Joining Capital District OTB in the Article 78 petition were Catskill Regional Off-Track Betting Corp. in Pomona and Western Regional Off-Track Betting Corp. in Batavia, both of which also operate upstate, as well as Long Island counterparts Nassau Regional Off-Track Betting Corp. in Hempstead and Suffolk Regional Off-Track Betting Corp. in Hauppauge.

The suit contends that despite a letter from the OTBs pointing out that MOE payments “are not due to regional harness tracks … for those days that they conducted races outside of the protected nighttime hours,” the subsidy was kept in place and the Racing and Wagering Board “gave no rationale or explanation for its determination in this regard.” Six harness-track operators were named as respondents in the suit. Five of the tracks — Saratoga Raceway, Buffalo Raceway, Tioga Downs, Vernon Downs and Monticello Raceway — “held substantial numbers of their races outside the protected nighttime hours,” according to the complaint.

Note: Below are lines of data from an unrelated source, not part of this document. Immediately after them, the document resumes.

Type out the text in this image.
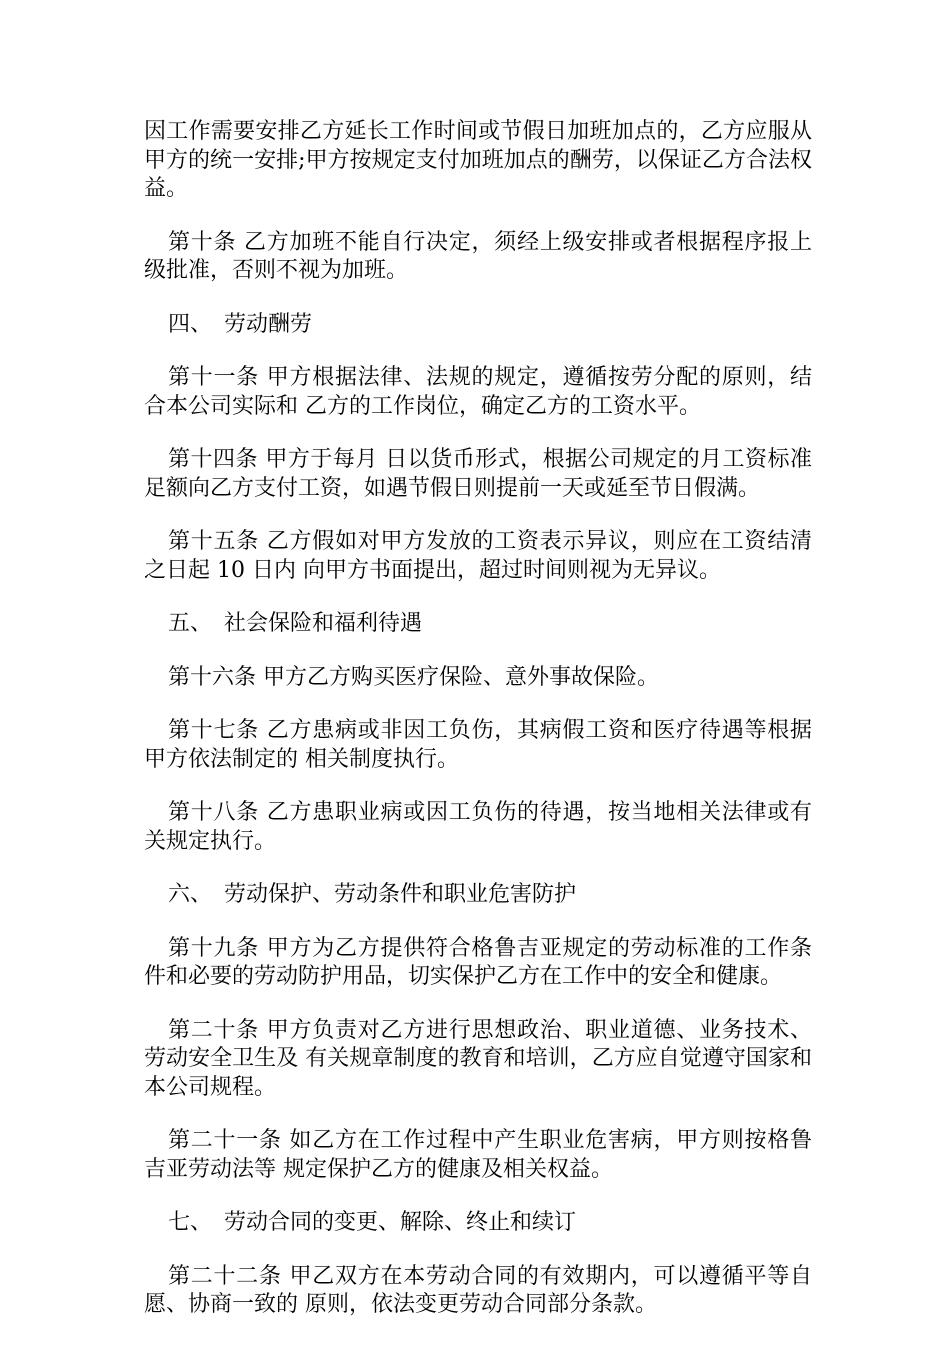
因工作需要安排乙方延长工作时间或节假日加班加点的，乙方应服从甲方的统一安排;甲方按规定支付加班加点的酬劳，以保证乙方合法权益。

第十条 乙方加班不能自行决定，须经上级安排或者根据程序报上级批准，否则不视为加班。

四、 劳动酬劳

第十一条 甲方根据法律、法规的规定，遵循按劳分配的原则，结合本公司实际和 乙方的工作岗位，确定乙方的工资水平。

第十四条 甲方于每月 日以货币形式，根据公司规定的月工资标准足额向乙方支付工资，如遇节假日则提前一天或延至节日假满。

第十五条 乙方假如对甲方发放的工资表示异议，则应在工资结清之日起 10 日内 向甲方书面提出，超过时间则视为无异议。

五、 社会保险和福利待遇

第十六条 甲方乙方购买医疗保险、意外事故保险。

第十七条 乙方患病或非因工负伤，其病假工资和医疗待遇等根据甲方依法制定的 相关制度执行。

第十八条 乙方患职业病或因工负伤的待遇，按当地相关法律或有关规定执行。

六、 劳动保护、劳动条件和职业危害防护

第十九条 甲方为乙方提供符合格鲁吉亚规定的劳动标准的工作条件和必要的劳动防护用品，切实保护乙方在工作中的安全和健康。

第二十条 甲方负责对乙方进行思想政治、职业道德、业务技术、劳动安全卫生及 有关规章制度的教育和培训，乙方应自觉遵守国家和本公司规程。

第二十一条 如乙方在工作过程中产生职业危害病，甲方则按格鲁吉亚劳动法等 规定保护乙方的健康及相关权益。

七、 劳动合同的变更、解除、终止和续订

第二十二条 甲乙双方在本劳动合同的有效期内，可以遵循平等自愿、协商一致的 原则，依法变更劳动合同部分条款。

The sixth respondent operates Yonkers Raceway.

Crystal Beauchemin, marketing media specialist at Saratoga Casino and Raceway, said Monday the harness tracks have been backed on appeal before in regard to the MOE payments, and are confident the same will occur this time.

The OTBs, public benefit corporations that date to the 1970s, offer pari-mutuel wagering on harness and thoroughbred horse races to bettors who can’t make it to a track. The races occur within New York, in other states and in foreign countries.

Money wagered on a race at a track is combined with the bets made at the OTBs to create a pari-mutuel pool. From that, payouts are made for winning tickets — less percentages specified by state racing law for “retained commissions,” according to the Article 78 complaint.

Those commissions are distributed according to a complex formula set by statute that includes New York tracks (for use in operations and to fund horsemen’s purses); the state (in taxes and fees); and state-chartered funds for the benefit of horse breeders. Lastly, the complaint states, “The balance remaining after such statutorily mandated distributions and taxes, and after payment of the OTBs’ operating expenses and debt service, is required to be paid to local governments within the regions of each of the OTBs.” New York’s OTBs also are allowed to display simulcasts of races — televised live broadcasts — and accept bets on them. As with the on-track wagers, money bet on the simulcast races also becomes part of the retained commissions that are distributed to industry and government.

It is only since 2003, though, that the OTBs have been allowed to conduct simulcasts of nighttime thoroughbred races. That was also when the harness tracks began receiving the MOE payments, which the Article 78 complaint says were designed to protect them “from competition and potential loss of market share due to the simulcasting … by preserving the then-existing levels of certain commissions received by regional harness tracks from the OTBs.” The Racing and Wagering Board, which regulates horse racing and wagering in the state, sets the harness tracks’ MOE payments, which must be “at least as much as they received in 2002 [the year before the statute was enacted] from the OTBs for nighttime harness racing,” according to the complaint.

Since 2003, though, Saratoga, Buffalo and Monticello raceways “made the business decision to conduct races during the afternoon hours and not during the protected nighttime hours,” the complaint contends. Last year, it says, those tracks, plus Tioga Downs and Vernon Downs, were scheduling afternoon races.

The Article 78 complaint also contends the MOE payments run contrary to a 2009 governor’s executive order that attempted to dial back on state mandates. No state agency is supposed to attempt any action that could become a burden on local governments “without an accounting of the impact,” according to the complaint.

MOE payments made to harness tracks that race in the afternoon are tantamount to mandates, the complaint states, because local governments get a share of the OTBs’ retained commissions. “The MOE payments reduce, dollar for dollar, payments made by the OTBs to local governments and, thus, increase property taxes of the local governments,” according to the complaint.

The OTBs want a judgment that finds the MOE program in violation of the executive order and that ends MOE payments to the tracks for days they race in the afternoon.